I am sending photo of that scoundrel, George Florey, brother of the dead man. I hope it helps you catch him. He always hated his brother, and my late wife told me that as far back as you want to go in her family you’ll find one brother hating another. I don’t know where to tell you to look for George. He and his brother both had spent most of their lives looking for a chest of treasure that was hidden by their grandfather down where you are—in Florida. They just took this name of Florey the last generation. Before that it was Hendrickson, my wife told me—and before that Heaven knows what. Mostly they were a bad lot.

After I had read it I showed it to Nopp; and he breathed deeply. But he made but one comment.

“Human nature is a winner, isn’t it, Killdare?” he observed. “Will we ever see the head and tail of it? Now let me see the picture.”

Neither Nopp nor Edith nor any one who looked at it could mistake the likeness presented in the photograph. It was not that of my suspect, Mr. Pescini. One glance established that fact. The well-bred, rather aristocratic face was none other than that of Major Kenneth Dell, he who had got himself invited to Kastle Krags, and who had died in the trap his grandfather had set nearly eighty years before.

Edith and I went over the case together, and we managed to fill up the breaks in each other’s story. We talked it over in the early evening, sitting in a secluded corner of the veranda.

She had already mostly recovered from the experience of the day before. She was still weak and shaken, but seemingly all serious complications had been averted. And she resolutely refused to stay in bed.

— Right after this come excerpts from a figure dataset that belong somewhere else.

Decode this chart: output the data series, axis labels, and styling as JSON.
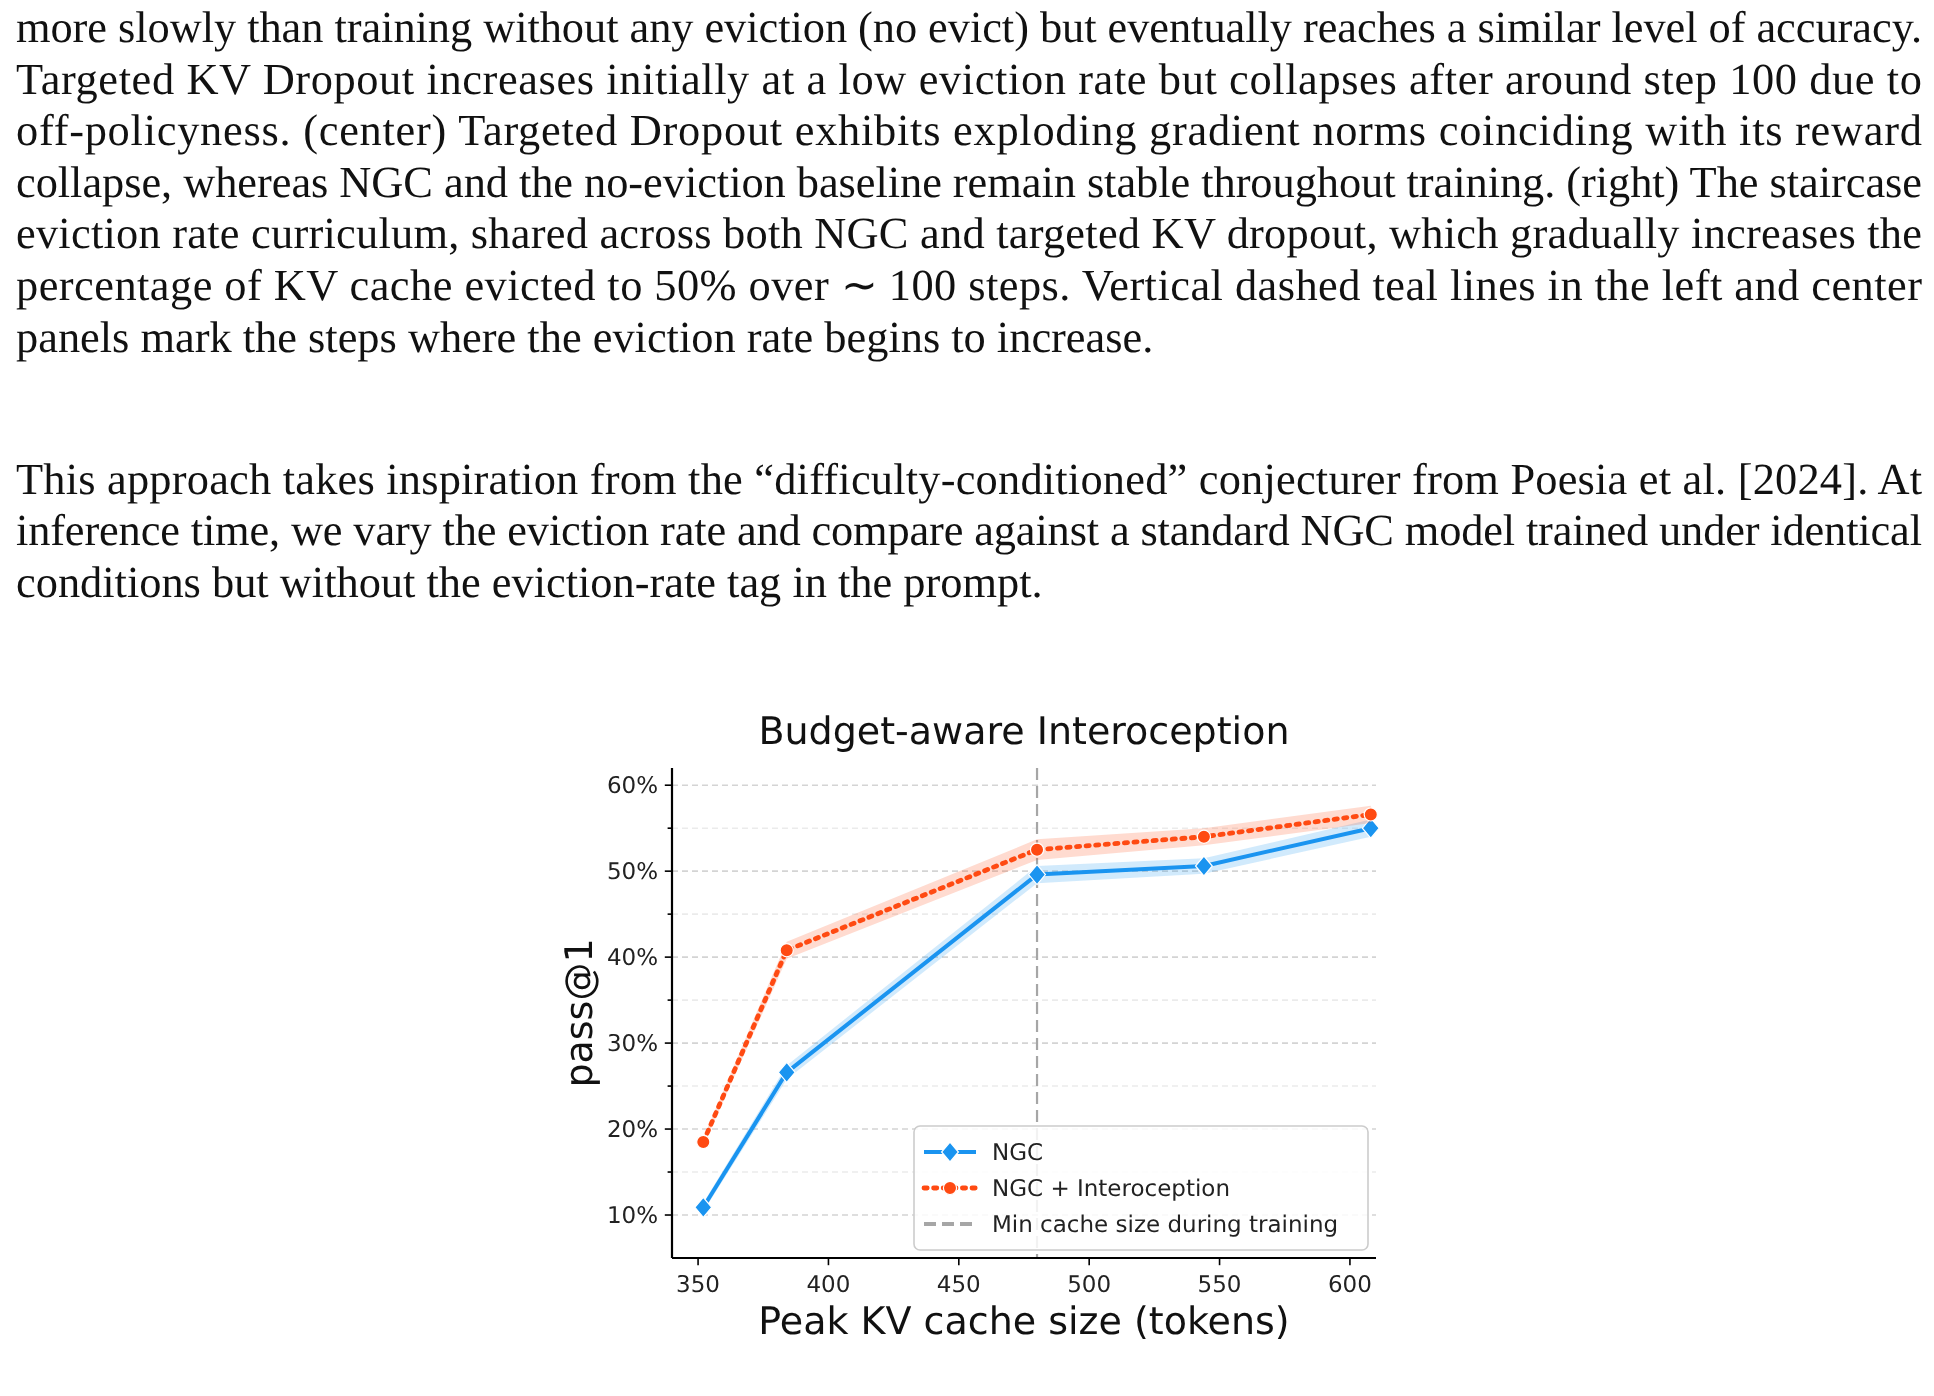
{
  "chart_data": {
    "type": "line",
    "title": "Budget-aware Interoception",
    "xlabel": "Peak KV cache size (tokens)",
    "ylabel": "pass@1",
    "x": [
      352,
      384,
      480,
      544,
      608
    ],
    "xlim": [
      340,
      610
    ],
    "xticks": [
      350,
      400,
      450,
      500,
      550,
      600
    ],
    "ylim": [
      5,
      62
    ],
    "yticks": [
      {
        "value": 10,
        "label": "10%"
      },
      {
        "value": 15,
        "label": null
      },
      {
        "value": 20,
        "label": "20%"
      },
      {
        "value": 25,
        "label": null
      },
      {
        "value": 30,
        "label": "30%"
      },
      {
        "value": 35,
        "label": null
      },
      {
        "value": 40,
        "label": "40%"
      },
      {
        "value": 45,
        "label": null
      },
      {
        "value": 50,
        "label": "50%"
      },
      {
        "value": 55,
        "label": null
      },
      {
        "value": 60,
        "label": "60%"
      }
    ],
    "series": [
      {
        "name": "NGC",
        "color": "#1a94f0",
        "values": [
          10.9,
          26.6,
          49.6,
          50.6,
          55.0
        ],
        "lower": [
          10.4,
          25.8,
          48.6,
          49.7,
          54.0
        ],
        "upper": [
          11.4,
          27.4,
          50.6,
          51.5,
          56.0
        ],
        "marker": "diamond",
        "line_style": "solid"
      },
      {
        "name": "NGC + Interoception",
        "color": "#ff4a12",
        "values": [
          18.5,
          40.8,
          52.5,
          54.0,
          56.6
        ],
        "lower": [
          18.0,
          39.8,
          51.3,
          53.0,
          55.6
        ],
        "upper": [
          19.0,
          41.8,
          53.7,
          55.0,
          57.6
        ],
        "marker": "circle",
        "line_style": "dotted"
      }
    ],
    "ref_lines": [
      {
        "axis": "x",
        "value": 480,
        "label": "Min cache size during training",
        "color": "#a6a6a6",
        "line_style": "dashed"
      }
    ],
    "grid": "y",
    "legend": "bottom right",
    "annotations": [
      "more slowly than training without any eviction (no evict) but eventually reaches a similar level of accuracy.\nTargeted KV Dropout increases initially at a low eviction rate but collapses after around step 100 due to\noff-policyness. (center) Targeted Dropout exhibits exploding gradient norms coinciding with its reward\ncollapse, whereas NGC and the no-eviction baseline remain stable throughout training. (right) The staircase\neviction rate curriculum, shared across both NGC and targeted KV dropout, which gradually increases the\npercentage of KV cache evicted to 50% over ∼ 100 steps. Vertical dashed teal lines in the left and center\npanels mark the steps where the eviction rate begins to increase.",
      "This approach takes inspiration from the “difficulty-conditioned” conjecturer from Poesia et al. [2024]. At\ninference time, we vary the eviction rate and compare against a standard NGC model trained under identical\nconditions but without the eviction-rate tag in the prompt."
    ]
  }
}
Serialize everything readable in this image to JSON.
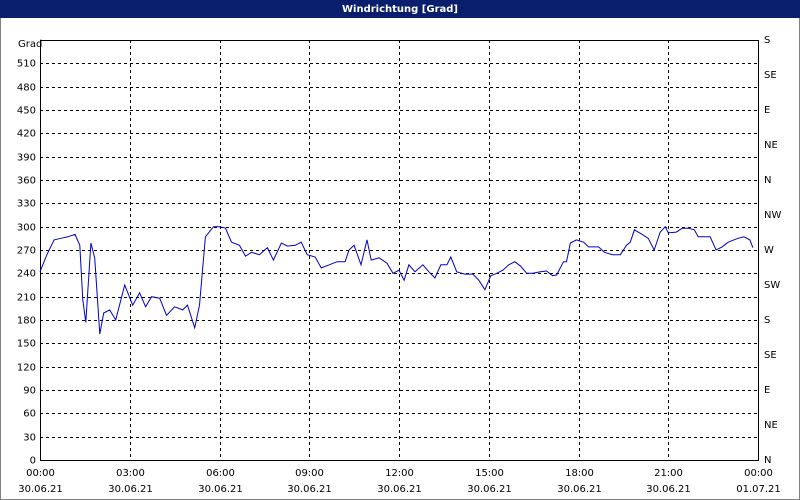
{
  "chart_data": {
    "type": "line",
    "title": "Windrichtung [Grad]",
    "y_label": "Grad",
    "xlim": [
      0,
      24
    ],
    "xticks": [
      {
        "value": 0,
        "label": "00:00"
      },
      {
        "value": 3,
        "label": "03:00"
      },
      {
        "value": 6,
        "label": "06:00"
      },
      {
        "value": 9,
        "label": "09:00"
      },
      {
        "value": 12,
        "label": "12:00"
      },
      {
        "value": 15,
        "label": "15:00"
      },
      {
        "value": 18,
        "label": "18:00"
      },
      {
        "value": 21,
        "label": "21:00"
      },
      {
        "value": 24,
        "label": "00:00"
      }
    ],
    "xtick_dates": [
      "30.06.21",
      "30.06.21",
      "30.06.21",
      "30.06.21",
      "30.06.21",
      "30.06.21",
      "30.06.21",
      "30.06.21",
      "01.07.21"
    ],
    "ylim": [
      0,
      540
    ],
    "yticks": [
      0,
      30,
      60,
      90,
      120,
      150,
      180,
      210,
      240,
      270,
      300,
      330,
      360,
      390,
      420,
      450,
      480,
      510
    ],
    "y2lim": [
      0,
      540
    ],
    "y2ticks": [
      {
        "value": 0,
        "label": "N"
      },
      {
        "value": 45,
        "label": "NE"
      },
      {
        "value": 90,
        "label": "E"
      },
      {
        "value": 135,
        "label": "SE"
      },
      {
        "value": 180,
        "label": "S"
      },
      {
        "value": 225,
        "label": "SW"
      },
      {
        "value": 270,
        "label": "W"
      },
      {
        "value": 315,
        "label": "NW"
      },
      {
        "value": 360,
        "label": "N"
      },
      {
        "value": 405,
        "label": "NE"
      },
      {
        "value": 450,
        "label": "E"
      },
      {
        "value": 495,
        "label": "SE"
      },
      {
        "value": 540,
        "label": "S"
      }
    ],
    "grid": true,
    "series": [
      {
        "color": "#0000cc",
        "x": [
          0,
          0.23,
          0.47,
          0.7,
          0.93,
          1.17,
          1.33,
          1.43,
          1.53,
          1.7,
          1.83,
          2,
          2.13,
          2.33,
          2.53,
          2.83,
          3.1,
          3.33,
          3.53,
          3.73,
          4,
          4.23,
          4.5,
          4.77,
          4.93,
          5.17,
          5.33,
          5.53,
          5.8,
          6,
          6.2,
          6.4,
          6.67,
          6.87,
          7.07,
          7.33,
          7.6,
          7.8,
          8.07,
          8.27,
          8.53,
          8.73,
          8.93,
          9.2,
          9.4,
          9.67,
          9.93,
          10.2,
          10.33,
          10.5,
          10.73,
          10.93,
          11.07,
          11.33,
          11.6,
          11.8,
          12,
          12.17,
          12.33,
          12.53,
          12.8,
          13,
          13.2,
          13.4,
          13.6,
          13.73,
          13.93,
          14.2,
          14.47,
          14.67,
          14.87,
          15.07,
          15.27,
          15.47,
          15.67,
          15.87,
          16.07,
          16.27,
          16.47,
          16.73,
          16.93,
          17.13,
          17.27,
          17.5,
          17.6,
          17.73,
          17.93,
          18.17,
          18.33,
          18.67,
          18.87,
          19.13,
          19.4,
          19.6,
          19.73,
          19.87,
          20.13,
          20.33,
          20.53,
          20.73,
          20.9,
          21,
          21.27,
          21.47,
          21.67,
          21.87,
          22,
          22.4,
          22.6,
          22.8,
          23,
          23.33,
          23.53,
          23.73,
          23.83
        ],
        "values": [
          242,
          264,
          283,
          285,
          287,
          290,
          276,
          206,
          177,
          279,
          260,
          162,
          189,
          193,
          180,
          225,
          199,
          215,
          197,
          210,
          208,
          186,
          197,
          193,
          199,
          170,
          199,
          287,
          300,
          300,
          298,
          280,
          276,
          262,
          267,
          264,
          273,
          257,
          279,
          275,
          276,
          280,
          264,
          261,
          247,
          251,
          255,
          255,
          270,
          276,
          251,
          283,
          257,
          260,
          253,
          240,
          244,
          231,
          251,
          242,
          251,
          242,
          234,
          251,
          251,
          261,
          242,
          239,
          239,
          231,
          219,
          237,
          240,
          244,
          251,
          255,
          249,
          240,
          240,
          242,
          243,
          237,
          238,
          255,
          255,
          279,
          283,
          280,
          274,
          274,
          267,
          264,
          264,
          276,
          280,
          296,
          290,
          285,
          270,
          293,
          300,
          292,
          293,
          298,
          298,
          296,
          287,
          287,
          270,
          274,
          280,
          285,
          287,
          283,
          273
        ]
      }
    ]
  }
}
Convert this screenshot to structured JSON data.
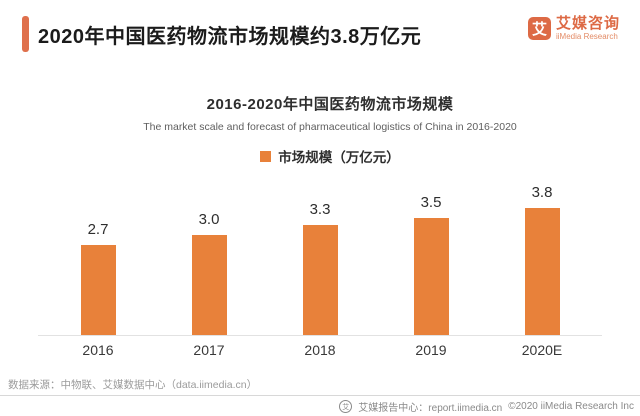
{
  "header": {
    "title": "2020年中国医药物流市场规模约3.8万亿元",
    "logo": {
      "symbol": "艾",
      "name_cn": "艾媒咨询",
      "name_en": "iiMedia Research"
    }
  },
  "chart": {
    "title": "2016-2020年中国医药物流市场规模",
    "subtitle": "The market scale and forecast of pharmaceutical logistics of China in 2016-2020",
    "legend": "市场规模（万亿元）"
  },
  "chart_data": {
    "type": "bar",
    "title": "2016-2020年中国医药物流市场规模",
    "subtitle": "The market scale and forecast of pharmaceutical logistics of China in 2016-2020",
    "categories": [
      "2016",
      "2017",
      "2018",
      "2019",
      "2020E"
    ],
    "values": [
      2.7,
      3.0,
      3.3,
      3.5,
      3.8
    ],
    "value_labels": [
      "2.7",
      "3.0",
      "3.3",
      "3.5",
      "3.8"
    ],
    "xlabel": "",
    "ylabel": "市场规模（万亿元）",
    "ylim": [
      0,
      4.2
    ],
    "grid": false,
    "legend_position": "top-center",
    "legend_entries": [
      "市场规模（万亿元）"
    ],
    "bar_color": "#E8813A"
  },
  "footer": {
    "source": "数据来源：中物联、艾媒数据中心（data.iimedia.cn）",
    "badge_symbol": "艾",
    "report_center": "艾媒报告中心：report.iimedia.cn",
    "copyright": "©2020  iiMedia Research Inc"
  },
  "colors": {
    "bar_orange": "#E8813A",
    "accent_orange": "#DF704C",
    "logo_orange": "#DD6A45",
    "title_dark": "#1b1b1b",
    "muted_gray": "#9b9b9b"
  }
}
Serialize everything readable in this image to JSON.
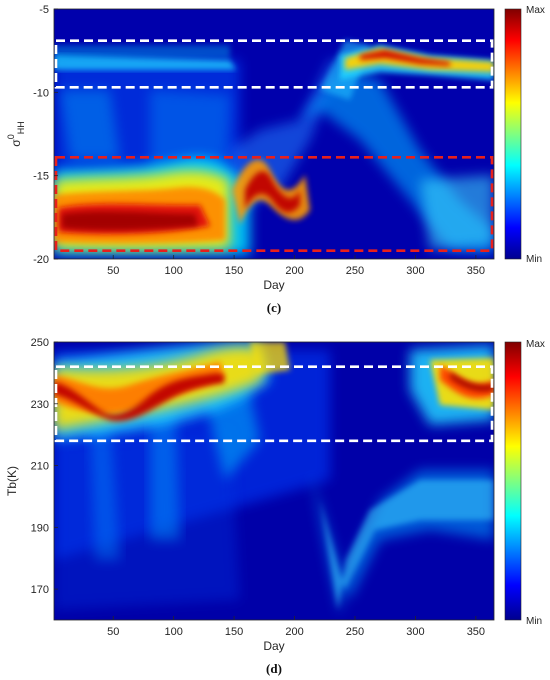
{
  "chart_data": [
    {
      "type": "heatmap",
      "panel_label": "(c)",
      "xlabel": "Day",
      "ylabel_main": "σ",
      "ylabel_sup": "0",
      "ylabel_sub": "HH",
      "xlim": [
        1,
        365
      ],
      "ylim": [
        -20,
        -5
      ],
      "xticks": [
        50,
        100,
        150,
        200,
        250,
        300,
        350
      ],
      "yticks": [
        -20,
        -15,
        -10,
        -5
      ],
      "colorbar": {
        "max_label": "Max",
        "min_label": "Min",
        "colormap": "jet"
      },
      "density_ridges": [
        {
          "name": "upper",
          "points": [
            [
              1,
              -8.0
            ],
            [
              120,
              -8.3
            ],
            [
              200,
              -8.5
            ],
            [
              230,
              -8.2
            ],
            [
              260,
              -7.6
            ],
            [
              300,
              -8.1
            ],
            [
              365,
              -8.4
            ]
          ]
        },
        {
          "name": "lower",
          "points": [
            [
              1,
              -18.3
            ],
            [
              50,
              -18.1
            ],
            [
              100,
              -17.6
            ],
            [
              140,
              -17.0
            ],
            [
              170,
              -16.5
            ],
            [
              200,
              -16.8
            ],
            [
              230,
              -14.5
            ],
            [
              260,
              -12.5
            ],
            [
              300,
              -14.0
            ],
            [
              340,
              -16.0
            ],
            [
              365,
              -16.5
            ]
          ]
        }
      ],
      "highlight_boxes": [
        {
          "color": "#ffffff",
          "x_range": [
            1,
            365
          ],
          "y_range": [
            -9.7,
            -6.9
          ]
        },
        {
          "color": "#e8201c",
          "x_range": [
            1,
            365
          ],
          "y_range": [
            -19.5,
            -13.9
          ]
        }
      ]
    },
    {
      "type": "heatmap",
      "panel_label": "(d)",
      "xlabel": "Day",
      "ylabel": "Tb(K)",
      "xlim": [
        1,
        365
      ],
      "ylim": [
        160,
        250
      ],
      "xticks": [
        50,
        100,
        150,
        200,
        250,
        300,
        350
      ],
      "yticks": [
        170,
        190,
        210,
        230,
        250
      ],
      "colorbar": {
        "max_label": "Max",
        "min_label": "Min",
        "colormap": "jet"
      },
      "density_ridges": [
        {
          "name": "upper",
          "points": [
            [
              1,
              231
            ],
            [
              30,
              229
            ],
            [
              60,
              226
            ],
            [
              90,
              231
            ],
            [
              110,
              233
            ],
            [
              140,
              237
            ],
            [
              170,
              243
            ],
            [
              200,
              236
            ],
            [
              225,
              226
            ],
            [
              237,
              163
            ],
            [
              260,
              190
            ],
            [
              300,
              200
            ],
            [
              320,
              235
            ],
            [
              350,
              234
            ],
            [
              365,
              230
            ]
          ]
        }
      ],
      "highlight_boxes": [
        {
          "color": "#ffffff",
          "x_range": [
            1,
            365
          ],
          "y_range": [
            218,
            242
          ]
        }
      ]
    }
  ]
}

“It’s been a tragic thing, all the way through,” she began in the voice I loved. “It’s over now—but Heaven knows it cost enough lives. All for a treasure that no one knows for sure is a reality.

“I’m going over the case simply, Ned—and you tell me if I have it right. The letter shows that both George Florey and David Florey, the butler, were the grandsons of Hendrickson, who once owned this house—who of course was no one but the original Godfrey Jason. Jason too had hated his brother enough to kill him, and as the legend says, it was Jason who first buried the treasure in the lagoon.